On peut donc noter une évolution, du point de vue historiographique, de l'étude de ce phénomène. C'est d'abord le discours colonial qui domine avec l'idée que l'engagisme est une réelle opportunité pour les Indiens qui décident de s'engager librement contre un salaire et un voyage, en étant exonérés des impôts et taxes sur place. À partir des années 1950-1960, durant la décolonisation, l'engagisme commence à être dénoncé comme un contrat inégal subi par de nombreuses familles indiennes à La Réunion. Les descendants d'engagés sont en première ligne de ce combat pour la reconnaissance de l'engagisme comme une forme d'esclavage. Les sulbaltern studies ont également mis en avant la liberté relative des contractants et la situation des Indiens dans leur pays d'origine à cette époque, ne permettant pas de parler totalement d'un engagement volontaire et libre. Cependant, les études récentes sur le thème appellent à nuancer ces positions pour voir dans l'engagisme un phénomène inédit, à mi-chemin entre travail forcé et migration légale de travail.
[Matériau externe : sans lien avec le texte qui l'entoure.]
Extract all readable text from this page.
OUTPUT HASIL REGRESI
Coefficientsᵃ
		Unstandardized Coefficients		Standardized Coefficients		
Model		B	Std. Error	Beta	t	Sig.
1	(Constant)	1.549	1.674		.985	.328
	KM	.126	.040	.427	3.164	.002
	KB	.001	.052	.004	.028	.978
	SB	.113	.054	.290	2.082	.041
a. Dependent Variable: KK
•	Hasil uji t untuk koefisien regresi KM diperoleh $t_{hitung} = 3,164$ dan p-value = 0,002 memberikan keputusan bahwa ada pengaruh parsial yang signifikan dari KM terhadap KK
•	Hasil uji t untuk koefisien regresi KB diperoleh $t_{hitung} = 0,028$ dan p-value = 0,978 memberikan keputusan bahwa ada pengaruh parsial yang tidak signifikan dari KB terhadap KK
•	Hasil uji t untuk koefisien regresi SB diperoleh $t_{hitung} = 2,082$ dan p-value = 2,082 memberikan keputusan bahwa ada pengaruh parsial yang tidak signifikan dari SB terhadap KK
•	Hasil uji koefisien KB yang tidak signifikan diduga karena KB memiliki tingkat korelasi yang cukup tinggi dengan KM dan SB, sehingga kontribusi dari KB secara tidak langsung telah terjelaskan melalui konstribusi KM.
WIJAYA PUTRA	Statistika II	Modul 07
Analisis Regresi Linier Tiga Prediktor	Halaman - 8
La progression sociale rapide des Indiens installés sur l'île de la Réunion au cours du temps est un argument qui conduit à relativiser la position des subaltern studies. L'étude du phénomène sous le prisme du genre est intéressante à analyser car elle renvoie aux mêmes évolutions d'interprétation.

* 34Ramsamy-Nadarassin, Jean-Régis. Les travailleurs indiens sous contrat à La Réunion (1848 - 1948)?: entre le retour programmé et le début des intégrations. La Réunion : Université de la Réunion, 2012, p. 24.

* 35Steinfeld, Robert. The Invention of Free Labour: The Employment Relation in English and American Law and Culture, 1350-1870. Chapel Hill: University of North Carolina Press. 1991. - Brass, Tom et van der Linden, Marcel. Free and Unfree Labour. The Debate Continues. Berne: Peter Lang, 1997.

* 36Flory, Céline. De l'esclavage à la liberté forcée. Histoire des travailleurs africains engagés dans la Caraïbe française au XIXe siècle. Paris : Khartala, 2015.

* 37Stanziani, Alessandro. Travail, droits et immigration. Une comparaison entre l'île Maurice et l'île de La Réunion, années 1840-1880. Le Mouvement Social, vol. 241, n° 4, p. 47-64, 2012, p. 50.

* 38Stanziani, Alessandro. Travail, droits et immigration. Une comparaison entre l'île Maurice et l'île de La Réunion, années 1840-1880. Le Mouvement Social, vol. 241, n° 4, p. 47-64, 2012, p. 58.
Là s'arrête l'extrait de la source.